The New 'Robin Hood': Did It Need A Remake?
Robin Hood is one of the most famous folklore heroes of all time, and the first rhymes and stories about the noble outlaw go as far back as the 14th century. He is typically known as a follower of King Richard II, the Lionheart, and his enemies are the Sheriff of Nottingham and the ambitious Prince John. In time Robin Hood had a whole gang behind him with names as famous as his, like Little John, Will Scarlet, Friar Tuck, and Maid Marian. In most tales he chose to rob from the rich to give to the poor, fighting the greed of the upper classes with his bow, and over the past few centuries this story has been told over and over again.
The first Robin Hood film was in 1912, a silent film starring Robert Frazer, and since then there have been various updated films, television shows, video games, and even stage plays. In 2007 development started on a new version of the mythos, and there were rumors they wanted to tell the story from the point of view of the Sheriff of Nottingham. This would make the Sheriff the good guy and paint Robin Hood as a criminal instead. Director Ridley Scott decided he didn't like the script and switched it back to Robin as the traditional hero, with Russell Crowe in the starring role.

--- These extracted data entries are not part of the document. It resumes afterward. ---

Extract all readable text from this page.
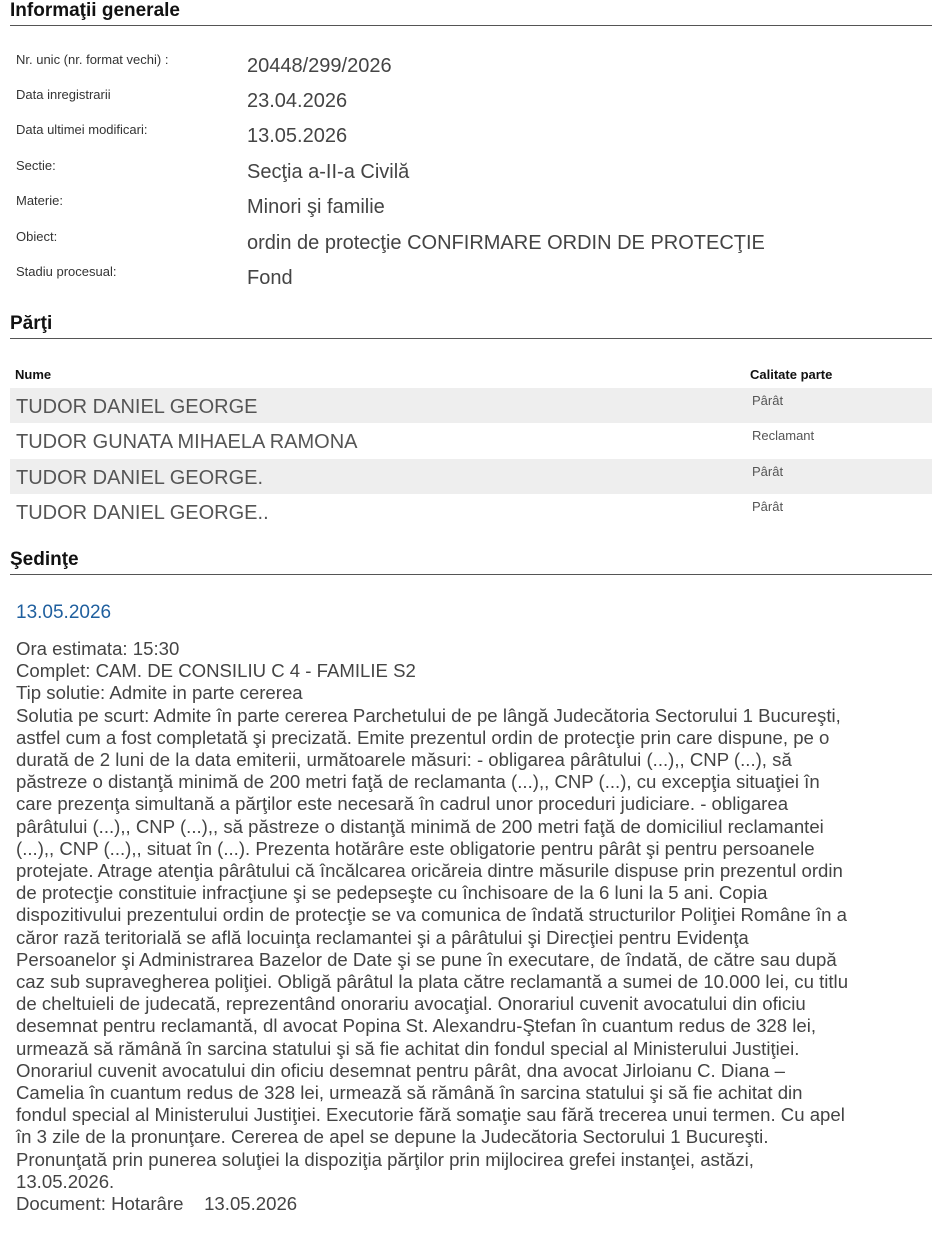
Informaţii generale
Nr. unic (nr. format vechi) :	20448/299/2026
Data inregistrarii	23.04.2026
Data ultimei modificari:	13.05.2026
Sectie:	Secţia a-II-a Civilă
Materie:	Minori şi familie
Obiect:	ordin de protecţie CONFIRMARE ORDIN DE PROTECŢIE
Stadiu procesual:	Fond
Părţi
Nume	Calitate parte
TUDOR DANIEL GEORGE	Pârât
TUDOR GUNATA MIHAELA RAMONA	Reclamant
TUDOR DANIEL GEORGE.	Pârât
TUDOR DANIEL GEORGE..	Pârât
Şedinţe
13.05.2026
Ora estimata: 15:30
Complet: CAM. DE CONSILIU C 4 - FAMILIE S2
Tip solutie: Admite in parte cererea
Solutia pe scurt: Admite în parte cererea Parchetului de pe lângă Judecătoria Sectorului 1 Bucureşti,
astfel cum a fost completată şi precizată. Emite prezentul ordin de protecţie prin care dispune, pe o
durată de 2 luni de la data emiterii, următoarele măsuri: - obligarea pârâtului (...),, CNP (...), să
păstreze o distanţă minimă de 200 metri faţă de reclamanta (...),, CNP (...), cu excepţia situaţiei în
care prezenţa simultană a părţilor este necesară în cadrul unor proceduri judiciare. - obligarea
pârâtului (...),, CNP (...),, să păstreze o distanţă minimă de 200 metri faţă de domiciliul reclamantei
(...),, CNP (...),, situat în (...). Prezenta hotărâre este obligatorie pentru pârât şi pentru persoanele
protejate. Atrage atenţia pârâtului că încălcarea oricăreia dintre măsurile dispuse prin prezentul ordin
de protecţie constituie infracţiune şi se pedepseşte cu închisoare de la 6 luni la 5 ani. Copia
dispozitivului prezentului ordin de protecţie se va comunica de îndată structurilor Poliţiei Române în a
căror rază teritorială se află locuinţa reclamantei şi a pârâtului şi Direcţiei pentru Evidenţa
Persoanelor şi Administrarea Bazelor de Date şi se pune în executare, de îndată, de către sau după
caz sub supravegherea poliţiei. Obligă pârâtul la plata către reclamantă a sumei de 10.000 lei, cu titlu
de cheltuieli de judecată, reprezentând onorariu avocaţial. Onorariul cuvenit avocatului din oficiu
desemnat pentru reclamantă, dl avocat Popina St. Alexandru-Ştefan în cuantum redus de 328 lei,
urmează să rămână în sarcina statului şi să fie achitat din fondul special al Ministerului Justiţiei.
Onorariul cuvenit avocatului din oficiu desemnat pentru pârât, dna avocat Jirloianu C. Diana –
Camelia în cuantum redus de 328 lei, urmează să rămână în sarcina statului şi să fie achitat din
fondul special al Ministerului Justiţiei. Executorie fără somaţie sau fără trecerea unui termen. Cu apel
în 3 zile de la pronunţare. Cererea de apel se depune la Judecătoria Sectorului 1 Bucureşti.
Pronunţată prin punerea soluţiei la dispoziţia părţilor prin mijlocirea grefei instanţei, astăzi,
13.05.2026.
Document: Hotarâre 13.05.2026
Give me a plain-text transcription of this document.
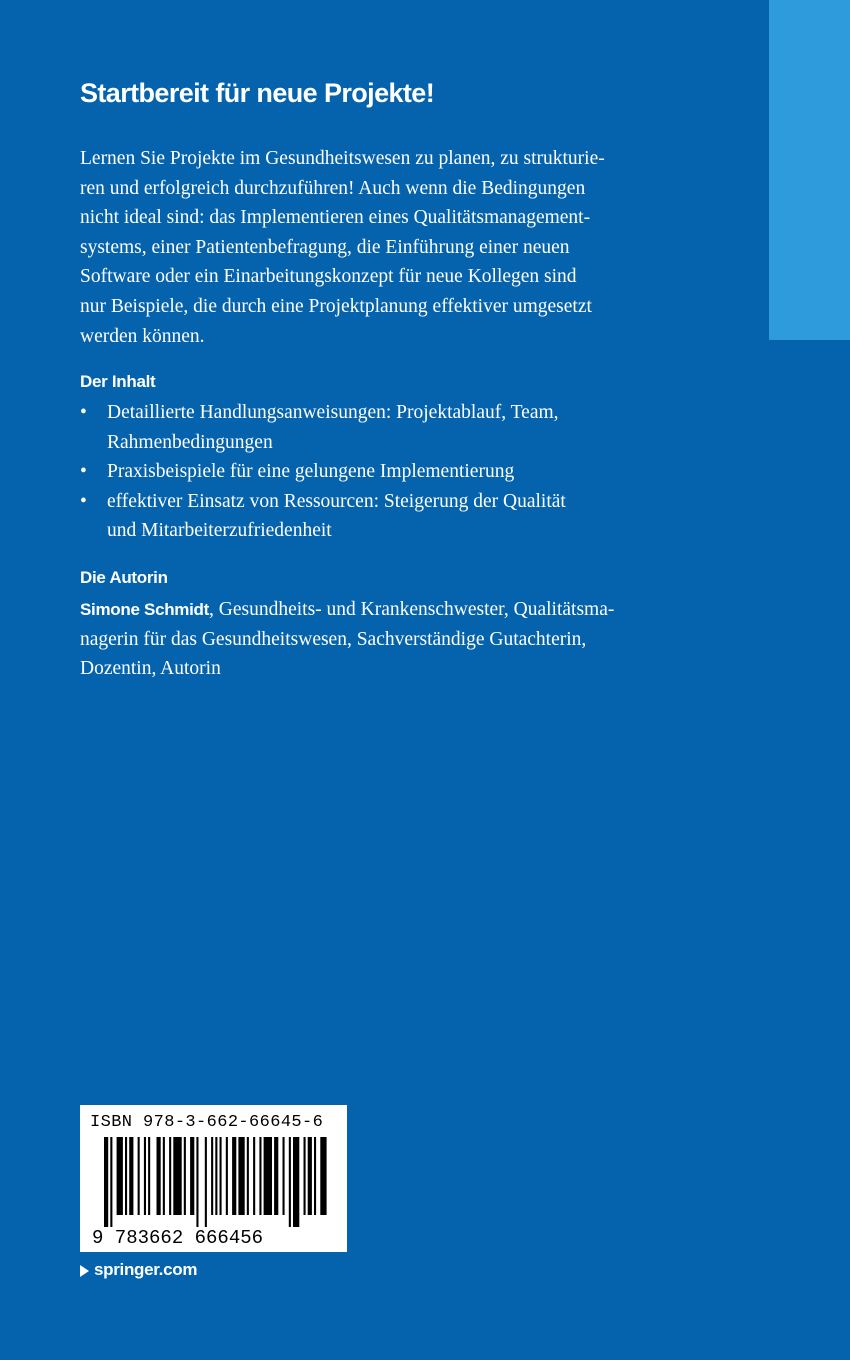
Startbereit für neue Projekte!

Lernen Sie Projekte im Gesundheitswesen zu planen, zu strukturie-
ren und erfolgreich durchzuführen! Auch wenn die Bedingungen
nicht ideal sind: das Implementieren eines Qualitätsmanagement-
systems, einer Patientenbefragung, die Einführung einer neuen
Software oder ein Einarbeitungskonzept für neue Kollegen sind
nur Beispiele, die durch eine Projektplanung effektiver umgesetzt
werden können.

Der Inhalt
• Detaillierte Handlungsanweisungen: Projektablauf, Team,
Rahmenbedingungen
• Praxisbeispiele für eine gelungene Implementierung
• effektiver Einsatz von Ressourcen: Steigerung der Qualität
und Mitarbeiterzufriedenheit
Die Autorin

Simone Schmidt, Gesundheits- und Krankenschwester, Qualitätsma-
nagerin für das Gesundheitswesen, Sachverständige Gutachterin,
Dozentin, Autorin

ISBN 978-3-662-66645-6
9 783662 666456
springer.com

In the film, Robin is a commoner fighing for King Richard and he and his friends decide to desert when Richard dies in battle. They come across a plot done by the King of France, whose agent Godfrey (Mark Strong) intended to kill the King on his way back to England. Instead they kill his right hand man Robin Locksley and try to steal the crown, but Robin comes upon them and takes the crown back instead. He poses as Locksley to safely get back to England, but once there he feels honor bound to return Locksley's family sword home and to carry the news of his death to his father. Meanwhile Godfrey the traitor manages to persuade his friend John (Oscar Isaac) - now the King - to show force and allow him to take taxes from the people. This leads him to turn the people against the new King, raiding their villages and clearing the path for France to just walk into a country in disarray and take over. Robin gets to know Locksley's widow Marian (Cate Blanchett) and learns about his past, but can he save the country from itself?
Obviously this is a slightly twisted version of the classic tale, since several things are changed both from the historical truth and from the traditional facts. Usually Robin is Locksley and doesn't steal the title, and he's known Marian for years. Often Richard is alive and being held for ransom so Robin is partly stealing money to get his King back and save the people from Prince John. There is nothing wrong with trying to put a new spin on an old tale, but on the other hand, if the story already works and is beloved by many, why mess with it? This film is very familiar and similar to the style and story of other Ridley Scott movies like Gladiator and Kingdom of Heaven. One man, an incredible warrior, becomes a reluctant leader and inspires hundreds, struggles with father-son issues, and has complicated feelings for a strong minded woman.
For fans of both Scott and Crowe, this movie will probably be just more of what they love, but fans of the original tale might not like the changes that were made. Whether or not it was necessary to make a new Robin Hood, there is one coming out on May 14th, so get your hoods and medieval garb on.